1. It pays to increase your word power
“When it comes to vocabulary, size matters. E.D. Hirsch, Jr. observed that vocabulary ‘is a convenient proxy for a whole range of educational attainments and abilities.’ It signals competence in reading and writing and correlates with SAT success—which, in turn, predicts the likelihood of college attendance, graduation, and the associated wage premium that has been fetishized by education reformers and driven their agenda for decades.”
Much I agreed with in this piece, much I was unsure about – will blog on it later.
2. Who wants to buy a politician?
“One reason is that buying elections is economically inefficient.

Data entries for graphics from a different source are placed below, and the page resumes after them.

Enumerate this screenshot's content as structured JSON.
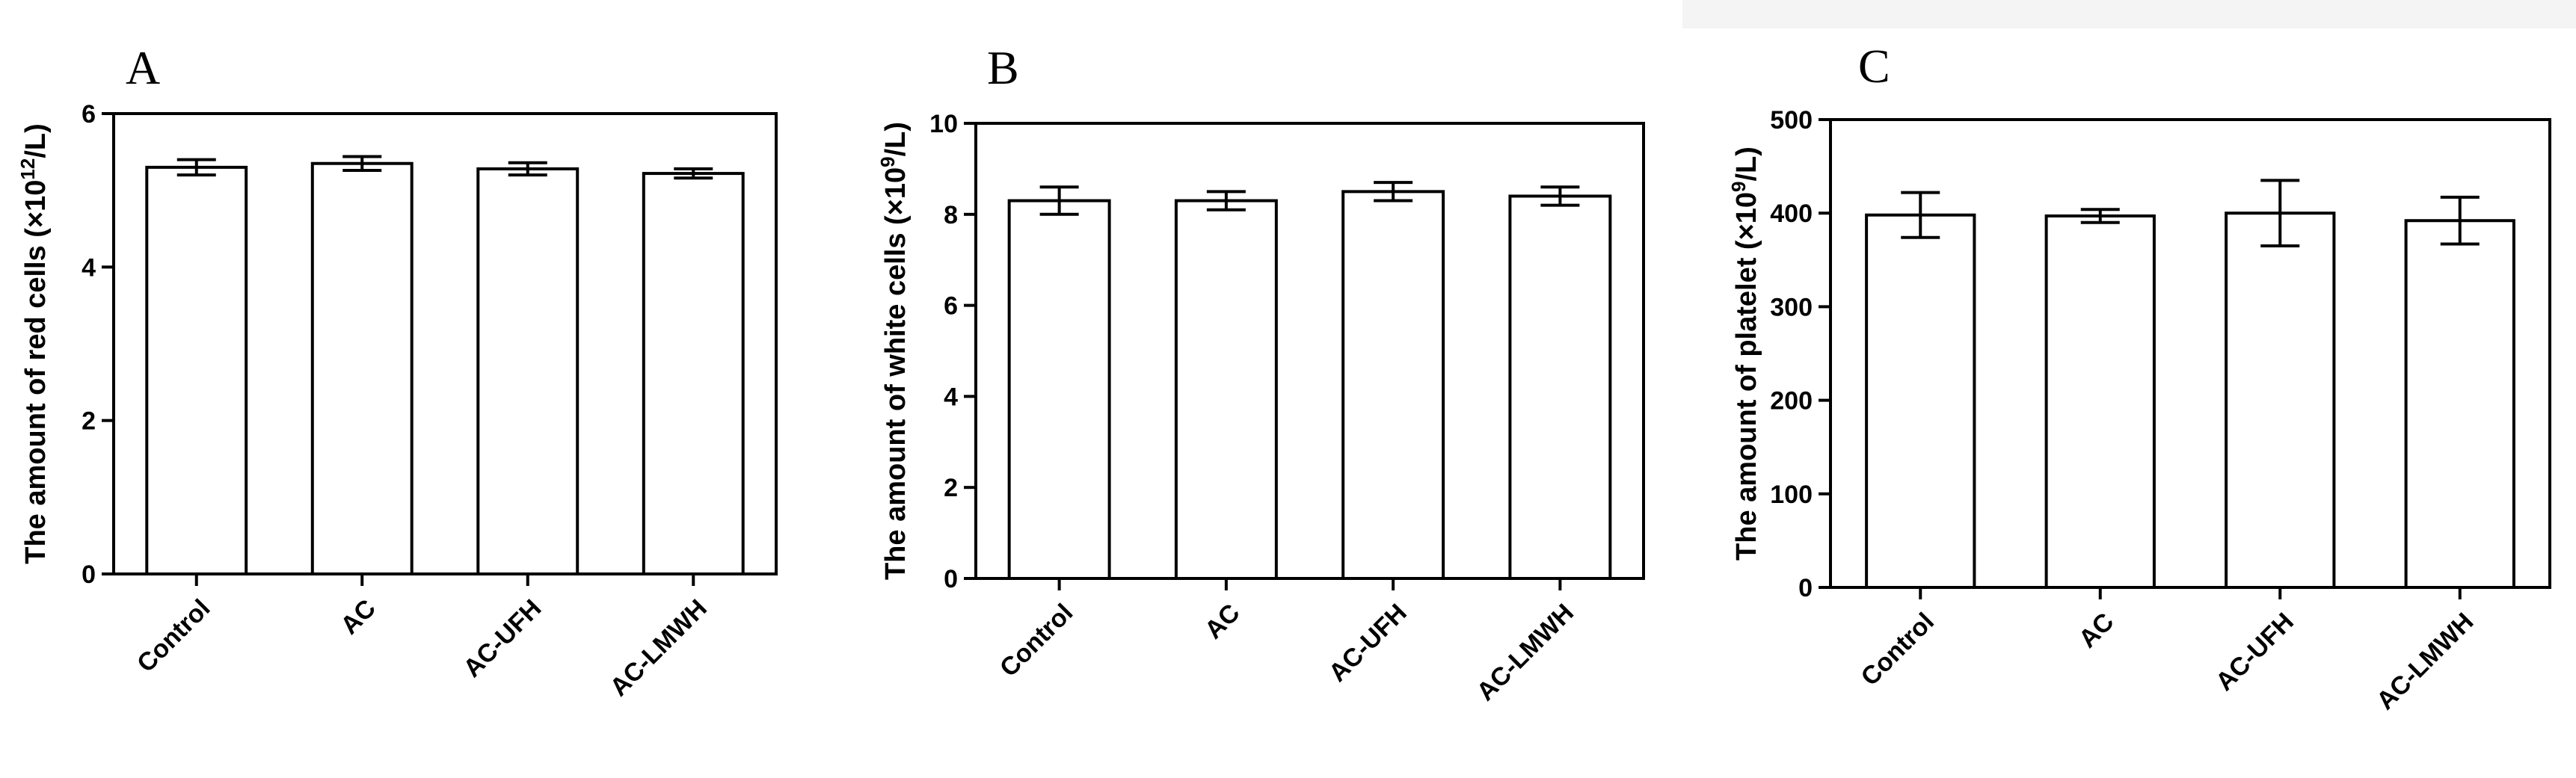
{
  "chart_data": [
    {
      "type": "bar",
      "panel": "A",
      "categories": [
        "Control",
        "AC",
        "AC-UFH",
        "AC-LMWH"
      ],
      "values": [
        5.3,
        5.35,
        5.28,
        5.22
      ],
      "errors": [
        0.1,
        0.09,
        0.08,
        0.06
      ],
      "ylabel_main": "The amount of red cells (×10",
      "ylabel_sup": "12",
      "ylabel_tail": "/L)",
      "ylim": [
        0,
        6
      ],
      "yticks": [
        0,
        2,
        4,
        6
      ],
      "grid": false
    },
    {
      "type": "bar",
      "panel": "B",
      "categories": [
        "Control",
        "AC",
        "AC-UFH",
        "AC-LMWH"
      ],
      "values": [
        8.3,
        8.3,
        8.5,
        8.4
      ],
      "errors": [
        0.3,
        0.2,
        0.2,
        0.2
      ],
      "ylabel_main": "The amount of white cells (×10",
      "ylabel_sup": "9",
      "ylabel_tail": "/L)",
      "ylim": [
        0,
        10
      ],
      "yticks": [
        0,
        2,
        4,
        6,
        8,
        10
      ],
      "grid": false
    },
    {
      "type": "bar",
      "panel": "C",
      "categories": [
        "Control",
        "AC",
        "AC-UFH",
        "AC-LMWH"
      ],
      "values": [
        398,
        397,
        400,
        392
      ],
      "errors": [
        24,
        7,
        35,
        25
      ],
      "ylabel_main": "The amount of platelet (×10",
      "ylabel_sup": "9",
      "ylabel_tail": "/L)",
      "ylim": [
        0,
        500
      ],
      "yticks": [
        0,
        100,
        200,
        300,
        400,
        500
      ],
      "grid": false
    }
  ]
}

Most voters, like most consumers, have defined preferences that are difficult for advertisers to shift … They [corporations] spend around 10 times as much on lobbying, suggesting that it’s less effective to influence the selection of policy makers than to influence the policy-making process itself.”
Because of points above, I’ve never cared too much about campaign giving laws. I find a lot of the debates to be an exercise in mood affiliation. Lobbying, on the other hand, seems to be a trickier issue.
“Many men, in particular, have decided that low-wage work will not improve their lives, in part because deep changes in American society have made it easier for them to live without working. These changes include the availability of federal disability benefits; the decline of marriage, which means fewer men provide for children; and the rise of the Internet, which has reduced the isolation of unemployment.”
Note: how much better is the Upshot than the median NYT article? 5x? 10x?
4. Does entropy explain why life exists?
“He derived a generalization of the second law of thermodynamics that holds for systems of particles with certain characteristics: The systems are strongly driven by an external energy source such as an electromagnetic wave, and they can dump heat into a surrounding bath. This class of systems includes all living things. England then determined how such systems tend to evolve over time as they increase their irreversibility. ‘We can show very simply from the formula that the more likely evolutionary outcomes are going to be the ones that absorbed and dissipated more energy from the environment’s external drives on the way to getting there, he said… Self-replication (or reproduction, in biological terms), the process that drives the evolution of life on Earth, is one such mechanism by which a system might dissipate an increasing amount of energy over time.”